Vedi que’ duo monton ec. Finge l’Autore, che sia la primavera, di cui ce ne dà ben tosto la descrizione dagli effetti, dicendo:
Già per li boschi i vaghi uccelli fannosi
I dolci nidi ec.
Onde giudiziosamente accenna il cozzare de’ montoni, che appunto in primavera suole vedersi.
Progne ritorna a noi ec. Per Progne intendi la rondine, in che Progne fu convertita, e per la sua sorella Cecropia intendi Filomena, ossia il lusignuolo, in che ella parimenti fu trasformata. Cecropia è chiamata per dirla Ateniese, perchè fu figliuola di Pandione Re di Atene, e Cecropii furon appellati gli Ateniesi da Cecrope fondatore, o ristoratore di quella sì famosa città. Ad ognuno poi è noto il motivo de’ lamenti di Filomena, e che il comparire di lei e di Progne annunzia la primavera.
A cantar versi sì leggiadri ec. I versi leggiadri sono le poesie regolari e nobili, le frottole son canzonette amorose, il cui stile è basso, e i versi brevi, e non uguali, senza regola o con poca almeno tessuti.

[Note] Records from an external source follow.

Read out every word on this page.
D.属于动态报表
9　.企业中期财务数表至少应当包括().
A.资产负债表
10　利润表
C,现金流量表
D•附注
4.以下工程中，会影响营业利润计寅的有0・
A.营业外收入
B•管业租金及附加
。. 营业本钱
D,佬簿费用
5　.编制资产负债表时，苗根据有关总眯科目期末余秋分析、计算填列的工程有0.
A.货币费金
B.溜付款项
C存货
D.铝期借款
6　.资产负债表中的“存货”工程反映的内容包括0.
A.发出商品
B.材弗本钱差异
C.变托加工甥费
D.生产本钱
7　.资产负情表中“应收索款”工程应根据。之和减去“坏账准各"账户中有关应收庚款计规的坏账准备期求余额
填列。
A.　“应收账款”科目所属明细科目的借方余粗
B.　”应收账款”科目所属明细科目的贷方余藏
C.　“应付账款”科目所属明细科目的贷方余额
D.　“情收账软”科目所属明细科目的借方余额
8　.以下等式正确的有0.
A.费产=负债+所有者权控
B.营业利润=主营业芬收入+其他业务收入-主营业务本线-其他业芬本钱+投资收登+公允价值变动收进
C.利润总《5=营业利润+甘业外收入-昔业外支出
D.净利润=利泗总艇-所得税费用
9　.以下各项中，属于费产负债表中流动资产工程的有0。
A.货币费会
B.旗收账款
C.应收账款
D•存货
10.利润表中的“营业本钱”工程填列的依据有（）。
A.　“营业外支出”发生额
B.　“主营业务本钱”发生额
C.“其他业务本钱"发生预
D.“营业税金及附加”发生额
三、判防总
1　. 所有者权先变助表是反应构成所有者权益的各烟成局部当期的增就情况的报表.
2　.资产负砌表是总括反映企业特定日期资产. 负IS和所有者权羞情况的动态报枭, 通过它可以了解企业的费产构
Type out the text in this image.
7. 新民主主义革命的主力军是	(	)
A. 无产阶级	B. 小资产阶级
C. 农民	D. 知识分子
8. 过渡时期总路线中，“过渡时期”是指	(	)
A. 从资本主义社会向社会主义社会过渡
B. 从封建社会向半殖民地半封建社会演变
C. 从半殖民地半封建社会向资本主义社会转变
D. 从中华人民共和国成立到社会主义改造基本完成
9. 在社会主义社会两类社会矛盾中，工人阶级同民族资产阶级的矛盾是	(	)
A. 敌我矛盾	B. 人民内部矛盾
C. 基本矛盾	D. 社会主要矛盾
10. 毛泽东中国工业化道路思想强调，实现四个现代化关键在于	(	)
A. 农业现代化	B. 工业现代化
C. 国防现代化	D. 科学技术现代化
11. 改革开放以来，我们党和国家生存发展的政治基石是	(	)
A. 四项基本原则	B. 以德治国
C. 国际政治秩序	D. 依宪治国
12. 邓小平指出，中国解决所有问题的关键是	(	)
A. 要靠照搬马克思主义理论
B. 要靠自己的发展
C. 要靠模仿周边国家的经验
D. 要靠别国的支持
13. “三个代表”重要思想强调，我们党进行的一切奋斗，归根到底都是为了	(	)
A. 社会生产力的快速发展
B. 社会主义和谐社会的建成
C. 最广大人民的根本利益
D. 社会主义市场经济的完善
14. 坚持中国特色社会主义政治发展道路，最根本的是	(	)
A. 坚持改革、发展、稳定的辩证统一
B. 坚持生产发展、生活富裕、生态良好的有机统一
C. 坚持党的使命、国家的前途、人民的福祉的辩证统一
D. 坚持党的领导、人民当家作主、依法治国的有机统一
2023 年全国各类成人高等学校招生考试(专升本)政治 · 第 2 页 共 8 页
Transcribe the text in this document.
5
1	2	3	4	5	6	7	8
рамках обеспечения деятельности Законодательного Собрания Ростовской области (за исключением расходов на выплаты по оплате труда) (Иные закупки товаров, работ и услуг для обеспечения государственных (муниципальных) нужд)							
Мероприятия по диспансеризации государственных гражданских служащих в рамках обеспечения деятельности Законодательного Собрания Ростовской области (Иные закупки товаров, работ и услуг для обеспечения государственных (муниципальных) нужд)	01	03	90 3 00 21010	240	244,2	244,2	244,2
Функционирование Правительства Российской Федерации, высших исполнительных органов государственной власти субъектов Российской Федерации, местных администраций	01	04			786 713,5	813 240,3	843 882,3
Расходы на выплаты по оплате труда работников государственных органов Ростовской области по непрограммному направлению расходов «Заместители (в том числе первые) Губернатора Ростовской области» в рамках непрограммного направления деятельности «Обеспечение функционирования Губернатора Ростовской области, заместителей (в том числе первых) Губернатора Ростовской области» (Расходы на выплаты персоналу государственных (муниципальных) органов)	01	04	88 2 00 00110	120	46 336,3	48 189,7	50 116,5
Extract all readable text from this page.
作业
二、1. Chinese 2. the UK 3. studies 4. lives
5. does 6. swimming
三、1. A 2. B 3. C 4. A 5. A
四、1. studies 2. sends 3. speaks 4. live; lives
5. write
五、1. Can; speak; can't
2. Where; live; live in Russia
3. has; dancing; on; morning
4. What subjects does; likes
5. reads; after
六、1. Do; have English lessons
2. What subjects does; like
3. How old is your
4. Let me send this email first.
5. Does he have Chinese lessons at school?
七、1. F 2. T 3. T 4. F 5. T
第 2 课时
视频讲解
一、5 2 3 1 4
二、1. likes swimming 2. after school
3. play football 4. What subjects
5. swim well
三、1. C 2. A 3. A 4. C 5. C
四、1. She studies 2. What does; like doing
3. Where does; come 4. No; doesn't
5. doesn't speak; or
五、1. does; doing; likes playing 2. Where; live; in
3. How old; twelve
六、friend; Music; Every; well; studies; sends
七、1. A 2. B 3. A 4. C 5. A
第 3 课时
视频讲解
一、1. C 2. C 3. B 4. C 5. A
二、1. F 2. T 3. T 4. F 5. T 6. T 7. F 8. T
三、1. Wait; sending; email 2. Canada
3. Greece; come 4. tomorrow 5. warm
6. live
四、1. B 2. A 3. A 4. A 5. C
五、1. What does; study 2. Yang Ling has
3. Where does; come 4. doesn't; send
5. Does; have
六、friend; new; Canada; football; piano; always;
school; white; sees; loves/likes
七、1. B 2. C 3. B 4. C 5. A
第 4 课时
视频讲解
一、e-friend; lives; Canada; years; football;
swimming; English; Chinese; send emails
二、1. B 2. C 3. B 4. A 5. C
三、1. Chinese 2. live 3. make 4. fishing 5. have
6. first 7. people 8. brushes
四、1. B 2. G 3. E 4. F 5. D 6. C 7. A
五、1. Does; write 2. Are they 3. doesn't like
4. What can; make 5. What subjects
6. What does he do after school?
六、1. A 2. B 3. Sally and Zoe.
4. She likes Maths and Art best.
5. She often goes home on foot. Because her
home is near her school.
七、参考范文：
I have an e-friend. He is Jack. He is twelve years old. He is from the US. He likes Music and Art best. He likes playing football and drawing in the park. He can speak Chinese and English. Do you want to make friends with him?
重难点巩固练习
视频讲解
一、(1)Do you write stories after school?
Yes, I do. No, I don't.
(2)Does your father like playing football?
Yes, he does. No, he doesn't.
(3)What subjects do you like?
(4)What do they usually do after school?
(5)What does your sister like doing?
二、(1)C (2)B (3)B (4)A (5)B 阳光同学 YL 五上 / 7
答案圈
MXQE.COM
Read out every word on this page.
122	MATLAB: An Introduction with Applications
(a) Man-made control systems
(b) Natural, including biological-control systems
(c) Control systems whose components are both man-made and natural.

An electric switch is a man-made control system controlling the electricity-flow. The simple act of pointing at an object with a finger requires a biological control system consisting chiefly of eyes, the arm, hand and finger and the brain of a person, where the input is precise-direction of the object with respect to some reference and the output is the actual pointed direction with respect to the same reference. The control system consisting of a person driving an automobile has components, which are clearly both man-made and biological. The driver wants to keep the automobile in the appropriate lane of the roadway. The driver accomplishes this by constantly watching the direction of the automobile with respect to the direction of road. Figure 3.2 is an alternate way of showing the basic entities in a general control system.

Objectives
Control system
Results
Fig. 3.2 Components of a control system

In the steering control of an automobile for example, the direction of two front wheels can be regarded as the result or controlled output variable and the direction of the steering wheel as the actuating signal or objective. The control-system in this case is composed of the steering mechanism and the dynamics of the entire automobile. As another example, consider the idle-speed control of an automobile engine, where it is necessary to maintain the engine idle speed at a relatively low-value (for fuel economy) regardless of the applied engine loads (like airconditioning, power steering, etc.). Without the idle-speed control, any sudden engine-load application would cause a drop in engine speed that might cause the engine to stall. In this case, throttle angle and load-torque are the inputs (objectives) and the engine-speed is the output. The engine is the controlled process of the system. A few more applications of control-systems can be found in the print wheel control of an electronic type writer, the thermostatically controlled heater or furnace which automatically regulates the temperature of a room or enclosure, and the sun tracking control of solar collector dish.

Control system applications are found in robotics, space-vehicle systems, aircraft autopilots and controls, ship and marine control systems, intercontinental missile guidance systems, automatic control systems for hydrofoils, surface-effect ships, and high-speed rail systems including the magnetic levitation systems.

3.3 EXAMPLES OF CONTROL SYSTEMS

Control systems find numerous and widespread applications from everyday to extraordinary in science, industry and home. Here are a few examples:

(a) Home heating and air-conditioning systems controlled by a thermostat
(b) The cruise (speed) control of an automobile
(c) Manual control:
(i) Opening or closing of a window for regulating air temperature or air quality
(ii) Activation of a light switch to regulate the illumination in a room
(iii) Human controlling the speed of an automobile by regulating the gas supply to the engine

Ma meste strigi ec. La strige è un uccello notturno, con occhi di civetta, rostro adunco, piedi uncinati, e canute piume. È chiamato così dal rauco suo stridere, onde Ovidio nel lib. vi. de’ Fasti:
Est illis strigibus nomen; sed nominis hujus
Causa quod horrenda stridere nocte solent.
Gli antichi credevano, che quest’uccello andasse di nottetempo alle culle de’ fanciulli per succhiarne il sangue. Per lo che fu tenuto qual altro degli uccelli di funesto augurio, e da lui ebbero il nome di streghe quelle brutte vecchie, che s’imaginava una volta potessero con fattucchierie maleficiare i bambini. Ergasto chiama importune anche le nottole, e questo perchè anch’esse stridono raucamente, e sono di mal augurio. S’avverta però di non cadere nel volgare errore, che prende la nottola pel pipistrello. La nottola è propriamente quella che chiamasi civetta in italiano, e noctua in latino; il pipistrello è il topo volatile, detto vespertilio dai latini. Di più si avverta, che intorno ad Ergasto non sono già strigi nè nottole, ma anzi rosignuoli e rondini, cui egli prende per quegl’inaugurati uccelli a cagione che l’amore lo fa stravedere. Di fatto le strigi e le nottole giran intorno quando è notte, ed ora che i due pastori parlano, ben si vede che è giorno. Il che vie più chiaro apparisce, quando Ergasto dice, che per lui non riede la primavera, che non trova erbe o fiori ec.
Perisca il mondo ec. Con aria meno sublime, come ad un pastore si conviene, ha detto qui il Sanazzaro ciò che dice Orazio:
Si totus labatur orbis
Impavidum ferient ruinae.
Che ’l cor s’adempia ec. Preso il verbo adempiersi per colmarsi, empirsi il senso riesce limpidissimo, volendo dire Ergasto, che già considera come rovinando egli insieme col mondo, già ne senta piacere; tanto egli è ora turbato ed infelice.
Flegra è una città di Macedonia, altrimenti detta Pallene, intorno a cui è una valle dello stesso nome. Ivi i Giganti mossero guerra a Giove, e furono da lui fulminati.